Madrid a réussi une importante émission obligataire, jeudi 19 avril, en levant plus de 2 milliards d'euros, à des taux d'intérêts cependant élevés. Le spectre d'un scénario à la grecque n'est donc pas écarté. La zone euro pourrait-elle y faire face ?
Très chers marchés financiers. Lors d’une importante émission d’obligations jeudi 19 avril, Madrid a certes réussi à lever plus de 2 milliards d’euros, mais au prix d'un taux d'intérêt élevé (5,7 %) frôlant le seuil des 6 %, stade considéré très critique pour la solvabilité de la dette d'un État. Une situation qui semble indiquer que la quatrième puissance économique de la zone euro se rapproche de plus en plus du point de rupture qu'a connu la Grèce.
Officiellement, personne ne veut croire à un scénario dans lequel Madrid en appellerait à une aide financière de l’Europe. La Commission européenne, l’Eurogroupe (qui rassemble l’ensemble des ministres européens des Finances), et Wolfgang Schäuble, le ministre allemand des Finances, ont tous assuré ces derniers jours que l’Espagne n’avait pas besoin d’aide.
Une multiplication de déclarations qui reflète l’inquiétude de l’Union européenne, car pour soutenir financièrement Madrid “il faudrait bien plus d’argent que ce qui a été versé à la Grèce, au Portugal ou à l’Irlande”, assure à FRANCE 24 Iain Begg, spécialiste de l’Europe à la London school of economics.

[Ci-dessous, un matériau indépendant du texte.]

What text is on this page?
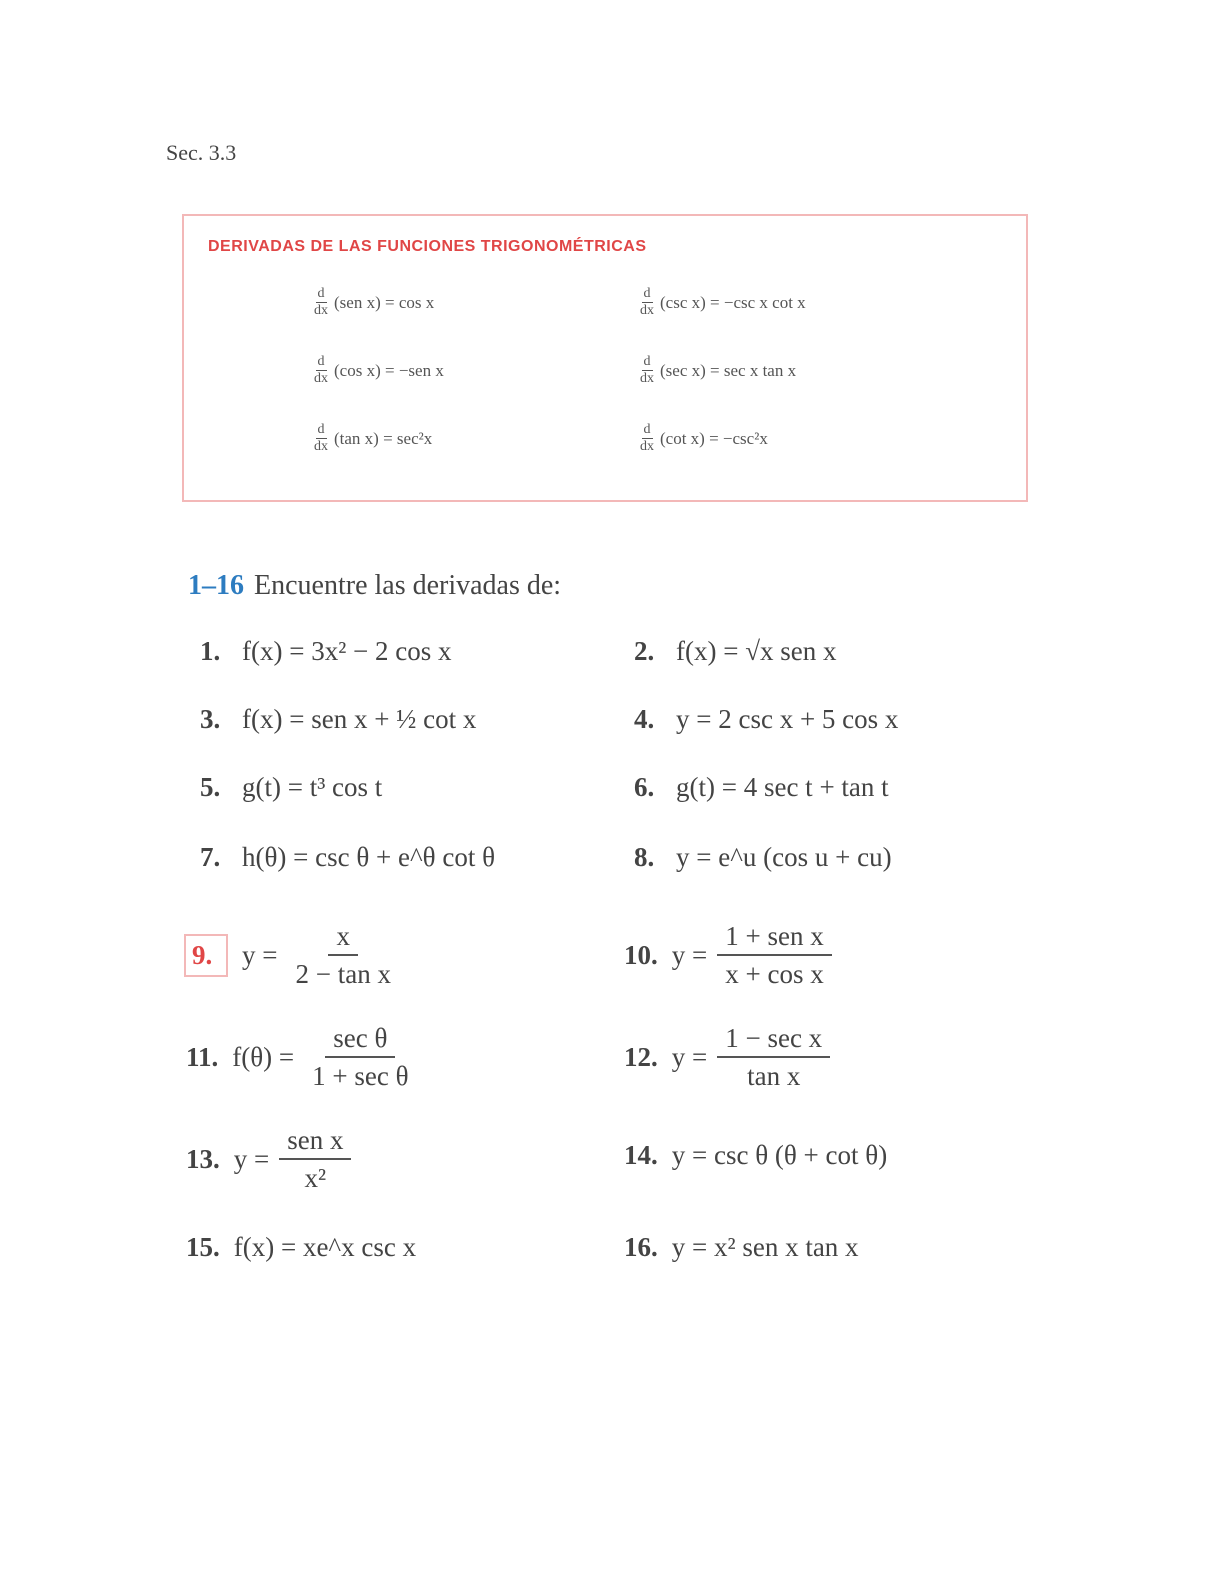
Sec. 3.3
DERIVADAS DE LAS FUNCIONES TRIGONOMÉTRICAS
$\frac{d}{dx} (sen$ x) = cos x	$\frac{d}{dx} (\csc$ x) = −csc x cot x
$\frac{d}{dx} (\cos$ x) = −sen x	$\frac{d}{dx} (\sec$ x) = sec x tan x
$\frac{d}{dx} (\tan$ x) = sec²x	$\frac{d}{dx} (\cot$ x) = −csc²x
1–16 Encuentre las derivadas de:
1. f(x) = 3x² − 2 cos x	2. f(x) = √x sen x
3. f(x) = sen x + ½ cot x	4. y = 2 csc x + 5 cos x
5. g(t) = t³ cos t	6. g(t) = 4 sec t + tan t
7. h(θ) = csc θ + e^θ cot θ	8. y = e^u (cos u + cu)
9.	$y = \frac{x}{\text{2 − tan x}}$	10. $y = \frac{\text{1 + sen x}}{\text{x + cos x}}$
11. $f(\theta) = \frac{\text{sec θ}}{\text{1 + sec θ}}$	12. $y = \frac{\text{1 − sec x}}{\text{tan x}}$
13. $y = \frac{\text{sen x}}{\text{x²}}$	14. y = csc θ (θ + cot θ)
15. f(x) = xe^x csc x	16. y = x² sen x tan x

De quoi mettre les finances de la zone euro à rude épreuve.
La talon d’Achille
Plusieurs indices semblent indiquer que le cauchemar de Bruxelles est en passe de devenir réalité. Outre les taux d’intérêt sur les obligations espagnoles qui se rapprochent dangereusement des 6%, les credit default swap (CDS) - ces garanties contre l’insolvabilité d’un État - sur l’Espagne sont de plus en plus chers. En outre, le pays est entré en récession au premier trimestre 2012 a confirmé, lundi 16 avril, la Banque centrale espagnole. Une situation économique détériorée qui devrait compliquer la tâche du gouvernement conservateur du Premier ministre Mariano Rajoy pour ramener le déficit budgétaire à 3 % du PIB en 2013.

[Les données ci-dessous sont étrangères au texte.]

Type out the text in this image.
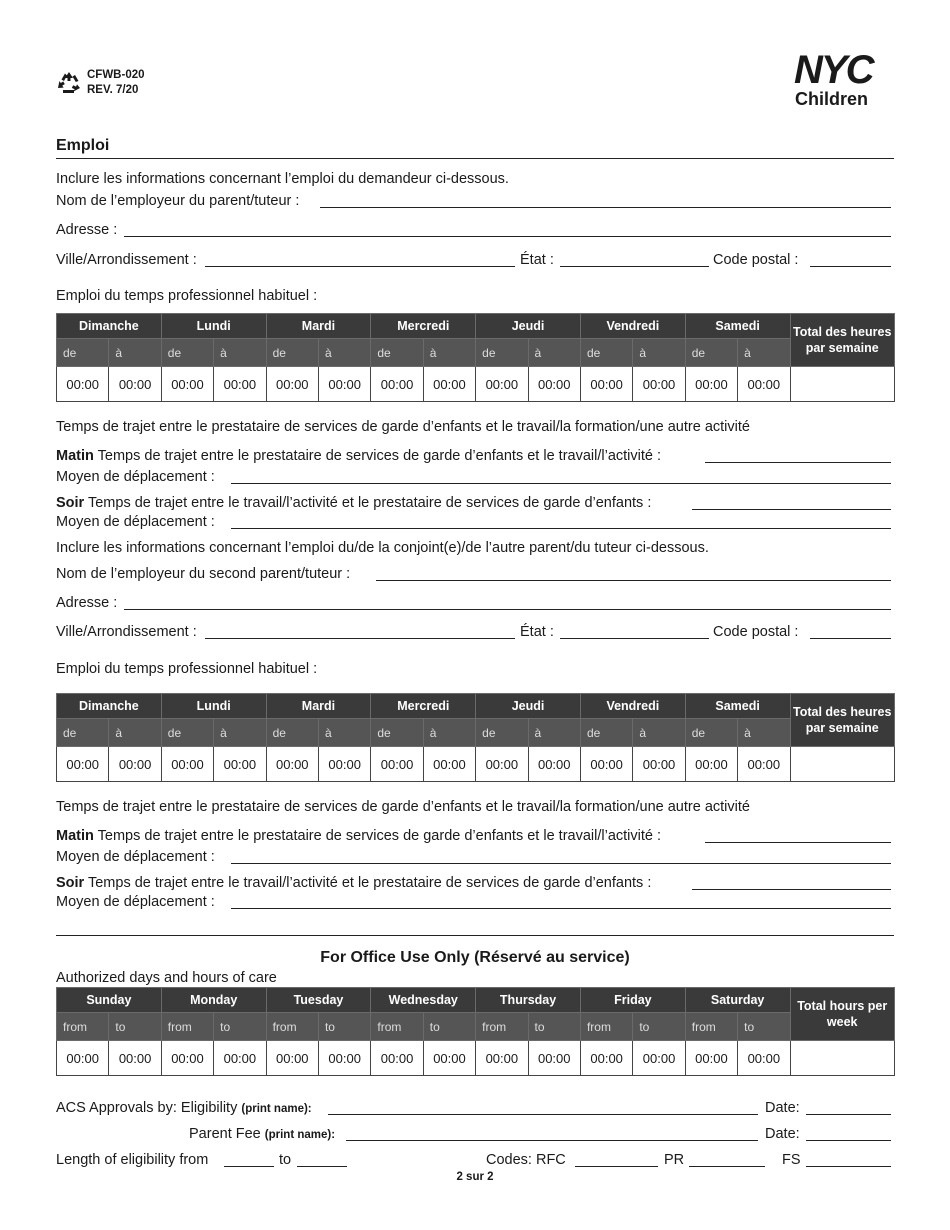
CFWB-020
REV. 7/20	NYC
Children
Emploi
Inclure les informations concernant l’emploi du demandeur ci-dessous.
Nom de l’employeur du parent/tuteur :
Adresse :
Ville/Arrondissement :	État :	Code postal :
Emploi du temps professionnel habituel :
Dimanche		Lundi		Mardi		Mercredi		Jeudi		Vendredi		Samedi		Total des heures par semaine
de	à	de	à	de	à	de	à	de	à	de	à	de	à	
00:00	00:00	00:00	00:00	00:00	00:00	00:00	00:00	00:00	00:00	00:00	00:00	00:00	00:00	
Temps de trajet entre le prestataire de services de garde d’enfants et le travail/la formation/une autre activité
Matin Temps de trajet entre le prestataire de services de garde d’enfants et le travail/l’activité :
Moyen de déplacement :
Soir Temps de trajet entre le travail/l’activité et le prestataire de services de garde d’enfants :
Moyen de déplacement :
Inclure les informations concernant l’emploi du/de la conjoint(e)/de l’autre parent/du tuteur ci-dessous.
Nom de l’employeur du second parent/tuteur :
Adresse :
Ville/Arrondissement :	État :	Code postal :
Emploi du temps professionnel habituel :
Dimanche		Lundi		Mardi		Mercredi		Jeudi		Vendredi		Samedi		Total des heures par semaine
de	à	de	à	de	à	de	à	de	à	de	à	de	à	
00:00	00:00	00:00	00:00	00:00	00:00	00:00	00:00	00:00	00:00	00:00	00:00	00:00	00:00	
Temps de trajet entre le prestataire de services de garde d’enfants et le travail/la formation/une autre activité
Matin Temps de trajet entre le prestataire de services de garde d’enfants et le travail/l’activité :
Moyen de déplacement :
Soir Temps de trajet entre le travail/l’activité et le prestataire de services de garde d’enfants :
Moyen de déplacement :
For Office Use Only (Réservé au service)
Authorized days and hours of care
Sunday		Monday		Tuesday		Wednesday		Thursday		Friday		Saturday		Total hours per week
from	to	from	to	from	to	from	to	from	to	from	to	from	to	
00:00	00:00	00:00	00:00	00:00	00:00	00:00	00:00	00:00	00:00	00:00	00:00	00:00	00:00	
ACS Approvals by: Eligibility (print name):	Date:
Parent Fee (print name):	Date:
Length of eligibility from	to	Codes: RFC	PR	FS
2 sur 2
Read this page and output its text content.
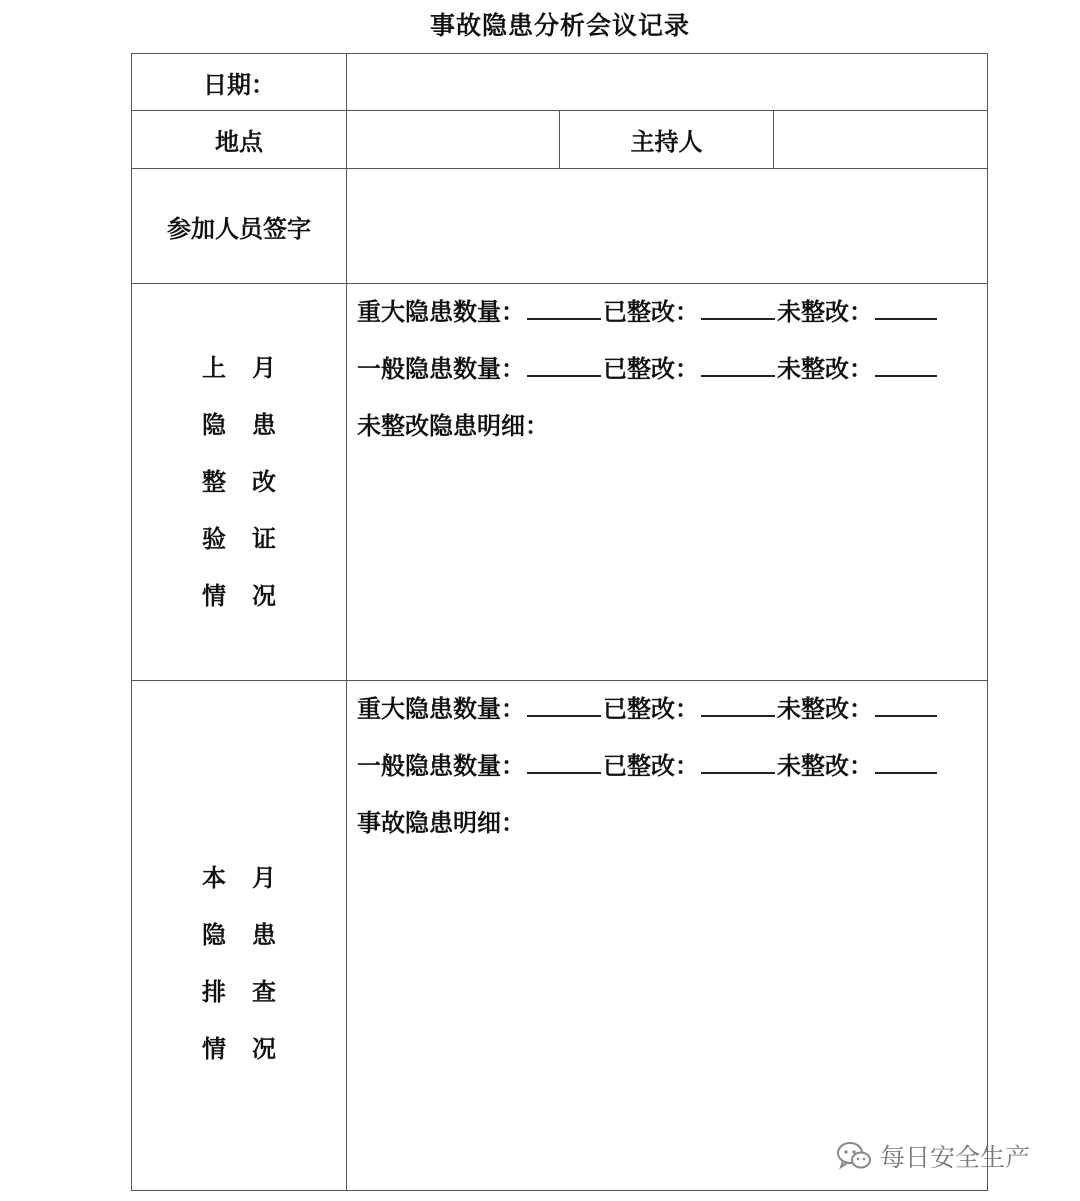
事故隐患分析会议记录
日期：
地点	主持人
参加人员签字
上 月
隐 患
整 改
验 证
情 况
重大隐患数量：	已整改：	未整改：
一般隐患数量：	已整改：	未整改：
未整改隐患明细：
本 月
隐 患
排 查
情 况
重大隐患数量：	已整改：	未整改：
一般隐患数量：	已整改：	未整改：
事故隐患明细：
每日安全生产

Mais la plus grande menace pour l’économie espagnole demeure la santé de son secteur
immobilier. “Son effondrement a marqué le début de la crise pour l’Espagne, mais il peut encore tomber plus bas, et l’État devrait alors voler au secours de ses banques et probablement demander de l’argent à l’Europe pour ce faire”, analyse Ian Begg. L’exposition du secteur bancaire espagnol à des prêts immobiliers douteux s’élève actuellement à 140 milliards d’euros, soit 110 % de plus que l’an dernier, selon une estimation de la Banque centrale espagnole publiée mardi 17 avril.
Malgré tout, ces mauvais indicateurs ne suffisent pas, selon Iain Begg, à justifier l’affolement actuel des marchés. “La dette espagnole [67 % du PIB fin 2011, NDLR] est moins élevée que celle de l’Allemagne (81 %) et les déficits sont en baisse depuis plus d’un an”, rapelle-t-il. “On note également que la compétitivité des entreprises espagnoles s’améliore et que les exportations augmentent”, rajoute Benjamin Carton, économiste au Centre d'études prospectives et d'informations internationales (Cepii).
Et après ?
Tout deux reconnaissent que si les marchés financiers s’emballent, la rationalité économique risque de ne pas suffire. Il faudrait alors que l’Europe prenne le relais des marchés pour maintenir l'Espagne à flot. Le coût d’un plan de sauvetage est estimé entre 350 milliards et 500 milliards d’euros.
La zone euro y survivrait car “à partir de juin, le Mécanisme européen de stabilité (MES) sera doté de 800 milliards d’euros pour venir en aide aux pays endettés”, note Iain Begg. Surtout, depuis la débâcle grecque, l’Europe a affiner son arsenal notamment en permettant à la Banque centrale européenne (BCE) de participer au sauvetage des économies fragilisées. “Elle rachète maintenant massivement aux créanciers privés les obligations des pays qui sont en danger, ce qui permet de rassurer les marchés”, explique Iain Begg.
Néanmoins, le danger n’est pas tant l’obligation de voler au secours de l’Espagne que le risque de contagion. “Jusqu’à présent, les États qui ont dû être secourus sont essentiellement des petites économies. Si la même chose arrive à l’Espagne, les marchés intègreront le fait que les grandes économies ne sont pas à l’abri”, conclut Benjamin Caron. Et dans ce jeu de domino infernal, la pièce qui vient après l’Espagne risque d’être l’Italie, la troisième économie européenne.